We’re all used to coping with Michigan’s changing weather – especially skilled trades workers who often work out of doors all year ‘round. And for those who build electric substations, the weather can be a challenge.
Now DTE Energy has developed a new process to build some substations inside a factory, away from the elements, cutting the time in half from groundbreaking to completion. It’s similar to how a manufactured home is built inside a factory and then transported to a neighborhood.

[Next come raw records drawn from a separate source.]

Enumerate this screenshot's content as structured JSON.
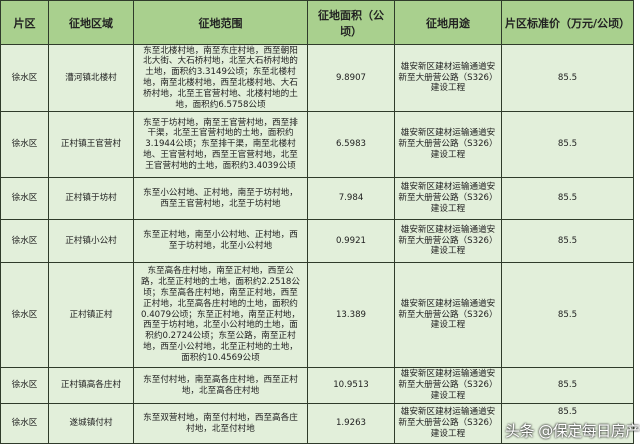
{
  "headers": [
    "片区",
    "征地区域",
    "征地范围",
    "征地面积（公顷）",
    "征地用途",
    "片区标准价（万元/公顷）"
  ],
  "rows": [
    {
      "district": "徐水区",
      "area_name": "漕河镇北楼村",
      "range": "东至北楼村地，南至东庄村地，西至朝阳北大街、大石桥村地，北至大石桥村地的土地，面积约3.3149公顷；东至北楼村地，南至北楼村地，西至北楼村地、大石桥村地，北至王官营村地、北楼村地的土地，面积约6.5758公顷",
      "size": "9.8907",
      "use": "雄安新区建材运输通道安新至大册营公路（S326）建设工程",
      "price": "85.5"
    },
    {
      "district": "徐水区",
      "area_name": "正村镇王官营村",
      "range": "东至于坊村地，南至王官营村地，西至排干渠，北至王官营村地的土地，面积约3.1944公顷；东至排干渠，南至北楼村地、王官营村地，西至王官营村地，北至王官营村地的土地，面积约3.4039公顷",
      "size": "6.5983",
      "use": "雄安新区建材运输通道安新至大册营公路（S326）建设工程",
      "price": "85.5"
    },
    {
      "district": "徐水区",
      "area_name": "正村镇于坊村",
      "range": "东至小公村地、正村地，南至于坊村地，西至王官营村地，北至于坊村地",
      "size": "7.984",
      "use": "雄安新区建材运输通道安新至大册营公路（S326）建设工程",
      "price": "85.5"
    },
    {
      "district": "徐水区",
      "area_name": "正村镇小公村",
      "range": "东至正村地，南至小公村地、正村地，西至于坊村地，北至小公村地",
      "size": "0.9921",
      "use": "雄安新区建材运输通道安新至大册营公路（S326）建设工程",
      "price": "85.5"
    },
    {
      "district": "徐水区",
      "area_name": "正村镇正村",
      "range": "东至高各庄村地，南至正村地，西至公路，北至正村地的土地，面积约2.2518公顷；东至高各庄村地，南至正村地，西至正村地，北至高各庄村地的土地，面积约0.4079公顷；东至正村地，南至正村地，西至于坊村地，北至小公村地的土地，面积约0.2724公顷；东至公路，南至正村地，西至小公村地，北至正村地的土地，面积约10.4569公顷",
      "size": "13.389",
      "use": "雄安新区建材运输通道安新至大册营公路（S326）建设工程",
      "price": "85.5"
    },
    {
      "district": "徐水区",
      "area_name": "正村镇高各庄村",
      "range": "东至付村地，南至高各庄村地，西至正村地，北至高各庄村地",
      "size": "10.9513",
      "use": "雄安新区建材运输通道安新至大册营公路（S326）建设工程",
      "price": "85.5"
    },
    {
      "district": "徐水区",
      "area_name": "遂城镇付村",
      "range": "东至双营村地，南至付村地，西至高各庄村地，北至付村地",
      "size": "1.9263",
      "use": "雄安新区建材运输通道安新至大册营公路（S326）建设工程",
      "price": "85.5"
    }
  ],
  "watermark": "头条 @保定每日房产",
  "colors": {
    "header_bg": "#a9d08e",
    "row_bg": "#e2efda"
  }
}
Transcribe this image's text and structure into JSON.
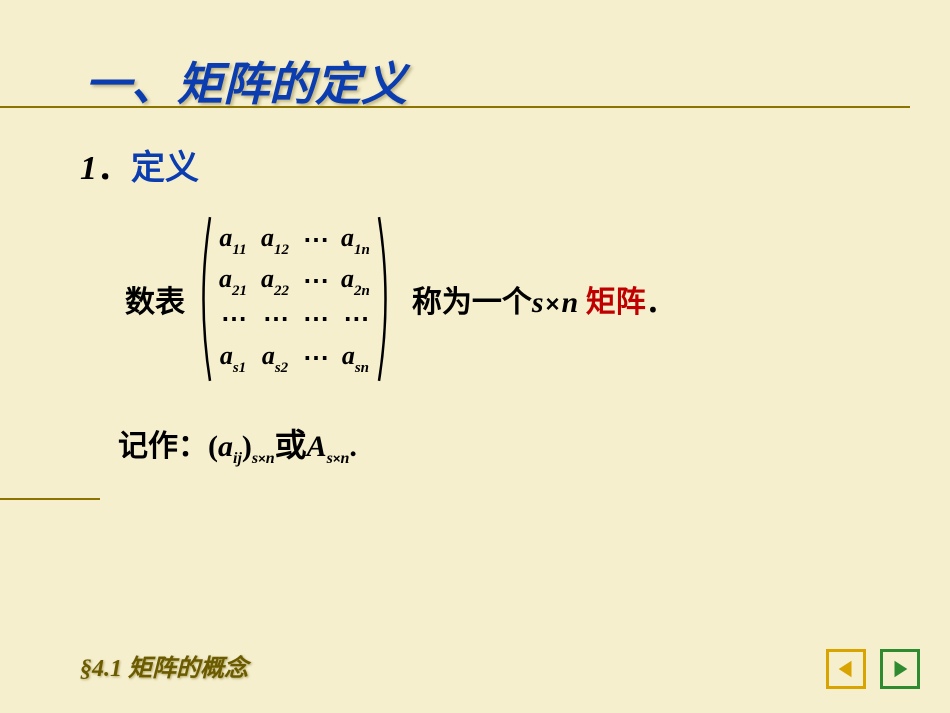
{
  "title": {
    "text": "一、矩阵的定义",
    "color": "#0b3db0"
  },
  "subtitle": {
    "number": "1",
    "sep": "．",
    "text": "定义",
    "color": "#0b3db0"
  },
  "body": {
    "prefix": "数表",
    "matrix": {
      "rows": [
        [
          "a|11",
          "a|12",
          "dots",
          "a|1n"
        ],
        [
          "a|21",
          "a|22",
          "dots",
          "a|2n"
        ],
        [
          "dots",
          "dots",
          "dots",
          "dots"
        ],
        [
          "a|s1",
          "a|s2",
          "dots",
          "a|sn"
        ]
      ],
      "dot_glyph": "⋯"
    },
    "suffix_text1": "称为一个",
    "s_var": "s",
    "n_var": "n",
    "suffix_red": "矩阵",
    "period": "．"
  },
  "notation": {
    "prefix": "记作：",
    "expr1_open": "(",
    "expr1_base": "a",
    "expr1_sub": "ij",
    "expr1_close": ")",
    "expr1_outsub_s": "s",
    "expr1_outsub_n": "n",
    "or": " 或 ",
    "expr2_base": "A",
    "expr2_sub_s": "s",
    "expr2_sub_n": "n",
    "period": "."
  },
  "footer": {
    "text": "§4.1   矩阵的概念"
  },
  "nav": {
    "prev_color": "#d9a300",
    "next_color": "#2f8b2f"
  },
  "colors": {
    "background": "#f5efce",
    "red": "#c00000",
    "black": "#000000"
  }
}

On a recent late fall day, a wide load flatbed truck carrying a 55,000-pound substation passed through the streets of Macomb and Oakland counties. The substation traveled from the Sterling Heights facility where it was built, to the Pontiac location where it will energize a new commercial and residential development. Once on site, a giant crane slowly lifted the skid off the truck and gently set it onto the pad where it will be hooked up to the energy grid by the end of the year.
DTE Energy partnered with ABB, a company that specializes in power grid and other technologies, to help design and assemble the Hood substation, the first of its kind. As part of our effort to support Michigan based businesses, the power transformer, conductors and insulators, circuit breakers and more were all built on a single skid inside the Sterling Heights factory. A typical substation can take up to two years to build. This one took under nine months.

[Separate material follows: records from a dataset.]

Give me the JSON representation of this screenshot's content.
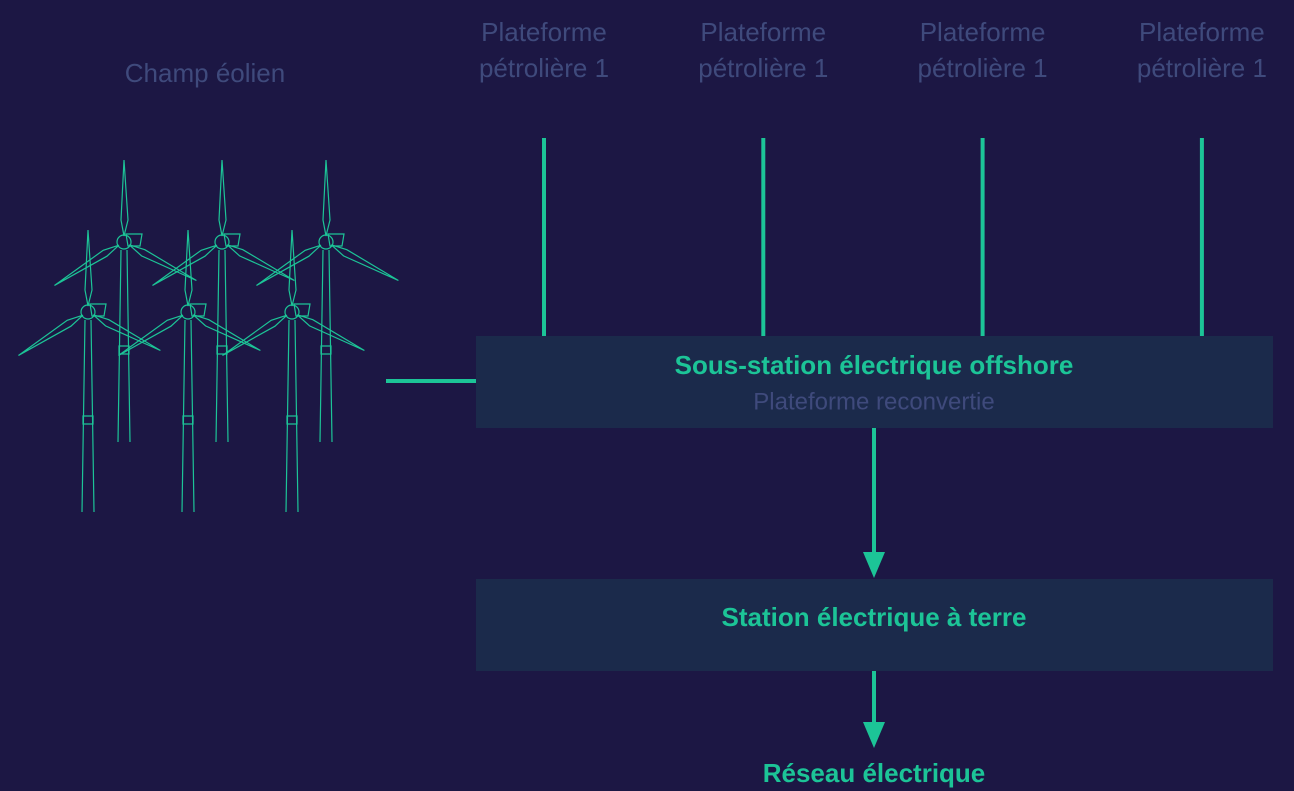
{
  "wind_farm": {
    "label": "Champ éolien"
  },
  "platforms": [
    {
      "line1": "Plateforme",
      "line2": "pétrolière 1"
    },
    {
      "line1": "Plateforme",
      "line2": "pétrolière 1"
    },
    {
      "line1": "Plateforme",
      "line2": "pétrolière 1"
    },
    {
      "line1": "Plateforme",
      "line2": "pétrolière 1"
    }
  ],
  "offshore_substation": {
    "title": "Sous-station électrique offshore",
    "subtitle": "Plateforme reconvertie"
  },
  "onshore_station": {
    "title": "Station électrique à terre"
  },
  "grid": {
    "label": "Réseau électrique"
  }
}
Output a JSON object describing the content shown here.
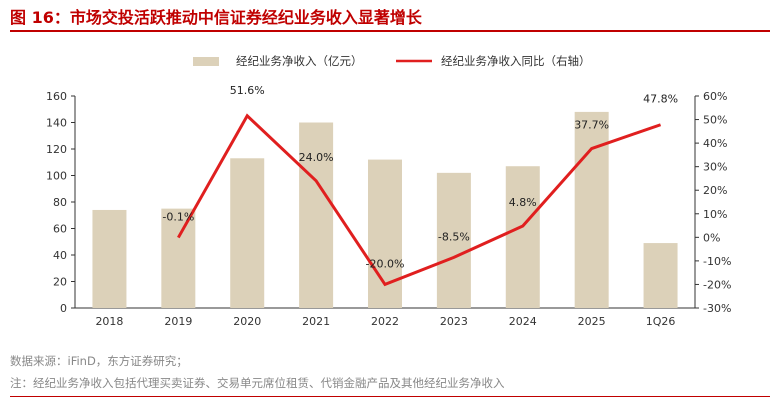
{
  "figure": {
    "title": "图 16：市场交投活跃推动中信证券经纪业务收入显著增长",
    "source": "数据来源：iFinD，东方证券研究；",
    "note": "注：经纪业务净收入包括代理买卖证券、交易单元席位租赁、代销金融产品及其他经纪业务净收入"
  },
  "colors": {
    "title": "#c00000",
    "bar": "#dcd1b9",
    "line": "#e01f1f"
  },
  "chart_data": {
    "type": "bar",
    "categories": [
      "2018",
      "2019",
      "2020",
      "2021",
      "2022",
      "2023",
      "2024",
      "2025",
      "1Q26"
    ],
    "series": [
      {
        "name": "经纪业务净收入（亿元）",
        "type": "bar",
        "axis": "left",
        "values": [
          74,
          75,
          113,
          140,
          112,
          102,
          107,
          148,
          49
        ]
      },
      {
        "name": "经纪业务净收入同比（右轴）",
        "type": "line",
        "axis": "right",
        "values": [
          null,
          -0.1,
          51.6,
          24.0,
          -20.0,
          -8.5,
          4.8,
          37.7,
          47.8
        ],
        "labels": [
          "",
          "-0.1%",
          "51.6%",
          "24.0%",
          "-20.0%",
          "-8.5%",
          "4.8%",
          "37.7%",
          "47.8%"
        ]
      }
    ],
    "y_left": {
      "range": [
        0,
        160
      ],
      "ticks": [
        0,
        20,
        40,
        60,
        80,
        100,
        120,
        140,
        160
      ],
      "tick_labels": [
        "0",
        "20",
        "40",
        "60",
        "80",
        "100",
        "120",
        "140",
        "160"
      ]
    },
    "y_right": {
      "range": [
        -30,
        60
      ],
      "ticks": [
        -30,
        -20,
        -10,
        0,
        10,
        20,
        30,
        40,
        50,
        60
      ],
      "tick_labels": [
        "-30%",
        "-20%",
        "-10%",
        "0%",
        "10%",
        "20%",
        "30%",
        "40%",
        "50%",
        "60%"
      ]
    },
    "legend": "top",
    "grid": false
  }
}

DTE has more than 700 substations on its system to serve about 2.2 million residential, business and industrial customers in Southeast Michigan. Implementing this new, standardized substation program on a technology that’s been around for more than 100 years will allow DTE to meet the needs of a growing economy quickly and efficiently.
“These skid-mounted substations are good assets for DTE when it comes to our industrial customers. This will help our ability to serve them with safe, affordable and reliable energy in a fraction of the amount of the time it has historically taken to build industrial substations,” said Paul Whitman, director, Engineering and Planning. “We’re seeing a lot of industrial and commercial growth in Southeast Michigan. This is an exciting time to upgrade our infrastructure to meet the needs of the 21st century economy.”
The new Hood substation was installed at a pre-existing industrial substation site and will power the Village at Bloomfield – Oakland County, an 87-acre mixed use development set to break ground in Spring 2018. It has the capacity to deliver enough energy to power up to 10,000 homes and businesses.